PhD study has traditionally been considered principally as a preparation for an academic career, though it is also used to prepare the ground for policy research work, curatorial museum roles, specialist librarianship or archivist training, or (with our increasing research strength in science communication) work in public engagement.

In recent years, CHSTM has been extremely successful in obtaining short- or long-term postdoctoral funding for recent PhD graduates, providing career stability and the chance to build on established research with a view to publication. Other graduates have developed careers at various institutions around the world in fields including HSTM, healthcare policy research and social studies of science.

Destinations of some past PhD graduates

Ian Miller (due to graduate 2009) has been appointed a Senior Teaching Fellow at the Centre for the History of Medicine in Ireland, University College Dublin.

Dr Tom Lean (graduated 2009) is an oral historian for the British Library's National Life Stories project.

Dr Val Harrington (2009) is a research associate in the Personal Social Services Research Unit at Manchester.

Dr Holly Ennis (2009) is a research assistant in the Arthritis Research Campaign Epidemiology Unit in the Faculty of Medicine and Human Sciences at Manchester.

Dr Dayle DeLancey (2008) is assistant professor in the Department of Medical History and Bioethics, University of Wisconsin School of Medicine and Public Health.

Dr Neil Pemberton (2004) is a Wellcome-funded postdoctoral researcher at CHSTM, continuing his work on the construction of deafness in nineteenth- and twentieth-century Britain.

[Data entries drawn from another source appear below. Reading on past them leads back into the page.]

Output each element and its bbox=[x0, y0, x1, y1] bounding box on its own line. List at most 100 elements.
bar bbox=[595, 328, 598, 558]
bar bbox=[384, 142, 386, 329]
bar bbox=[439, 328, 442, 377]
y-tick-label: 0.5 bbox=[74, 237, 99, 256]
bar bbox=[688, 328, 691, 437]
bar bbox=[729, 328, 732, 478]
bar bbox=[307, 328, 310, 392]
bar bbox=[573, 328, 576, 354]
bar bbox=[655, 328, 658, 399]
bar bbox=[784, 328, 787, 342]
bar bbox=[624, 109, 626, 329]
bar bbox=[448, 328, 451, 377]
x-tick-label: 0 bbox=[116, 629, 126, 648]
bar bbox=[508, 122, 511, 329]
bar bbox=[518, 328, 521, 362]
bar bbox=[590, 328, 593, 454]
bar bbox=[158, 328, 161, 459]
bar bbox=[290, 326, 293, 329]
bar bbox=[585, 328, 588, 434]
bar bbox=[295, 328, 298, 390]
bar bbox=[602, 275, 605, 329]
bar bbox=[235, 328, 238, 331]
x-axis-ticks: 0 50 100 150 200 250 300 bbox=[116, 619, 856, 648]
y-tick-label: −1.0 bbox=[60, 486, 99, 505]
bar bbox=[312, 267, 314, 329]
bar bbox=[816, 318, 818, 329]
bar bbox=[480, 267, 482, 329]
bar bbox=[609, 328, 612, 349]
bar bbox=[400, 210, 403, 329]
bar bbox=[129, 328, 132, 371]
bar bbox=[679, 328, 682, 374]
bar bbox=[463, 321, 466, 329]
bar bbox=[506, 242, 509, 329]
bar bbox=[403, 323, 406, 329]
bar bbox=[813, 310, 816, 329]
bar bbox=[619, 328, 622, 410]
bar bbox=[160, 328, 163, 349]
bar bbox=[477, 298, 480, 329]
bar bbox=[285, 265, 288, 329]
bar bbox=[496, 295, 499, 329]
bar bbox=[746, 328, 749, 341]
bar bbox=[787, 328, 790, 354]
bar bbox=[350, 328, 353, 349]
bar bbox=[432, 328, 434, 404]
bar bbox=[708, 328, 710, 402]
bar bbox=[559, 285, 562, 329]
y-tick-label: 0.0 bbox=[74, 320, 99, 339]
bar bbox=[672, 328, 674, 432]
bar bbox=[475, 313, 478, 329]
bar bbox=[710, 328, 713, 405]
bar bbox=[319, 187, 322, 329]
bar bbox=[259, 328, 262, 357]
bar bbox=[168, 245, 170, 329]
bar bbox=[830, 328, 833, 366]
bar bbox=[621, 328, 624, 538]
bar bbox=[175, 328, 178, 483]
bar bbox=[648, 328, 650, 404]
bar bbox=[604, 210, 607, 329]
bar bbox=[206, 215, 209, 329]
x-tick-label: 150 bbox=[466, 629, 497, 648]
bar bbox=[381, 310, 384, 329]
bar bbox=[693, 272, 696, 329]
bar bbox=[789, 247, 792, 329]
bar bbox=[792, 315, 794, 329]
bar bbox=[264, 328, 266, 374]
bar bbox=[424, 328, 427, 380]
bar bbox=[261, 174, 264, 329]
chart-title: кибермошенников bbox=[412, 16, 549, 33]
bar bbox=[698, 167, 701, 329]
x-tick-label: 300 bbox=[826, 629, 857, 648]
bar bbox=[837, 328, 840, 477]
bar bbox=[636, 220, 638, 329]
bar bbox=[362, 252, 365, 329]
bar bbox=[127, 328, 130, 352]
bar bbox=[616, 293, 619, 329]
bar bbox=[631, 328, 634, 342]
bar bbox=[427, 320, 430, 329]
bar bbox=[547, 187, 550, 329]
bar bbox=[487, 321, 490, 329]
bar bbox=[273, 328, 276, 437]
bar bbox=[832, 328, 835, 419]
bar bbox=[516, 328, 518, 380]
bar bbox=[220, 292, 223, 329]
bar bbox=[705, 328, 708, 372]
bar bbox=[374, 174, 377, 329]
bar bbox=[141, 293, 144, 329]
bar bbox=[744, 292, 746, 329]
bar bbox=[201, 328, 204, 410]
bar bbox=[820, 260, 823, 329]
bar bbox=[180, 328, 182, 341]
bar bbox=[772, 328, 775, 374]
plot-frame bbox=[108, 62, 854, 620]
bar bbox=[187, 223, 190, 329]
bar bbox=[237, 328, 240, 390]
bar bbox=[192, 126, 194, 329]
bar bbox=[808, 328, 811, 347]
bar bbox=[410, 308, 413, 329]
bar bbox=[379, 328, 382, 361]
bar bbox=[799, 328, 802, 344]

Dr Marion Thomas (2004) is lecturer in the history of life sciences, health and ethics at the Université Louis Pasteur, Strasbourg.

Dr Vanessa Heggie (2004) went on to postdoctoral work at CHSTM, and was appointed in 2007 to a two-year lectureship in the Department of the History and Philosophy of Science, University of Cambridge.

Dr Abigail Woods (2002) went on to postdoctoral work at CHSTM, led a 2005 review of the history of infectious disease commissioned by the governmental Office of Science and Technology, and is now Lecturer in History of Medicine at Imperial College London.

Dr Helen Blackman (2001) went on to postdoctoral research at the University of Cambridge, and is now Research Fellow in the Centre for Medical History at the University of Exeter.

Dr Peter Coventry (2001) is MRC Training Fellow in Health Services Research at the University of Manchester.

Dr Alison Kraft (2001) is now Research Fellow at the Institute for Science and Society, University of Nottingham.

Dr Helen Valier (2001) is a faculty member in the Medicine and Society programme at the University of Houston.

Dr Carsten Timmermann (1999) holds a Wellcome Research Fellowship at CHSTM.

Dr Richard Hankins (1998) became International Product Manager with Adis International, a major scientific publishing company.

"Within a year I studied subjects as diverse as the development of chemical weapons, early modern medicine, social history of learning disability and the development of clinical trials. This breadth along with an established relationship with a number of funding bodies made the Centre an attractive place to develop a postgraduate career. Having written, edited and reviewed papers during my time at Manchester I had a clear understanding of the publishing process."

Dr Sally Horrocks (1993) is Lecturer in British History at the University of Leicester.

Dr Keith Vernon (1987) is Lecturer in History at the University of Central Lancashire.